By the time Joe Sixpack goes to negotiate a raise (or unions do or social security etc) they are going to be asking for at least 10% minimum and hope that lets them tread water.
Rbm
Rbm
2 years ago
Well part of low wages is probably due to globalization.  Part is probably due to clintons effort to cap ceo pay.  Which got looped holed in congress.  Allowing stock options as compensation.  Leading to choosing higher stock value over actual profits and worker compensation.  
Throw in some tech also.  
Christoball
Christoball
2 years ago
A hard recession is the only solution to man’s folly.
It has been said that God gives us storms because the enemy can’t swim.

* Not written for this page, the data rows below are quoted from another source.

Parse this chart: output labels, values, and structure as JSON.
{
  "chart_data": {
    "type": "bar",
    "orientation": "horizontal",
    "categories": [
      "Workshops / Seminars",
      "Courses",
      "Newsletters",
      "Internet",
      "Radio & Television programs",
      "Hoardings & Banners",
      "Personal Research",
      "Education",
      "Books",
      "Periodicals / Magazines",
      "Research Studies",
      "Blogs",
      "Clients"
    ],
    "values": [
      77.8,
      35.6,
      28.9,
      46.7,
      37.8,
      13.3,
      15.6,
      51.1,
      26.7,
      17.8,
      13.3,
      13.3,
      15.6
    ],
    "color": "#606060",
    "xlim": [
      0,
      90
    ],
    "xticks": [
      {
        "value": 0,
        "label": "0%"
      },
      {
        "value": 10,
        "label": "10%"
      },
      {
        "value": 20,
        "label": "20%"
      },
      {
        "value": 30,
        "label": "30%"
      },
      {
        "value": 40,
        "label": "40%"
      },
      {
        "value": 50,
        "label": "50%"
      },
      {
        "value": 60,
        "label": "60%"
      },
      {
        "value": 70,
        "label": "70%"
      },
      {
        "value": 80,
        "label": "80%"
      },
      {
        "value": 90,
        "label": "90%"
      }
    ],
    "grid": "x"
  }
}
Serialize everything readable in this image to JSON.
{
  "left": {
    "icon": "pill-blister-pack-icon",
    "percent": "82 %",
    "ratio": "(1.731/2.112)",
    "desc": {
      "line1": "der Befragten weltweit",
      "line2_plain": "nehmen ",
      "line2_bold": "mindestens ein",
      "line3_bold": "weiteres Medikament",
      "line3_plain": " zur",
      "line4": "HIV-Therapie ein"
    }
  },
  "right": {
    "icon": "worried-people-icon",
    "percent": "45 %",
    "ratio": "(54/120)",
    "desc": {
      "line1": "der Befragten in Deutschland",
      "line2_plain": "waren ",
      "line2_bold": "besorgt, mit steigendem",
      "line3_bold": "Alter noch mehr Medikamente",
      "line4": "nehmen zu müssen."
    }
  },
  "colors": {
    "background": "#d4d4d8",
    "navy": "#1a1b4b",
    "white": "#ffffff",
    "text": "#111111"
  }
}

Guess what, Inflation can’t swim.
StukiMoi
StukiMoi
2 years ago
Persistent wage declines, is a necessary ingredient of becoming a poorer and poorer country. We’re well on the way to third world status now. Just some years behind similarly governed Argentina and Venezuela. That won’t change anytime soon.
Tony Bennett
Tony Bennett
2 years ago
“The upcoming demand destruction from this policy and the pending stock market crash will be massive.”
….
Massive debt overhang + tightening credit = VICIOUS cycle.
Casual_Observer2020
Casual_Observer2020
2 years ago
Reply to  Tony Bennett
No rate hikes plus increase balance sheet by Fed? 
There is some irony in a central bank taking more control to try and overthrow a government that is fully controlled by its central bank (Russia).
Bam_Man
Bam_Man
2 years ago
“You will own nothing, and be happy.”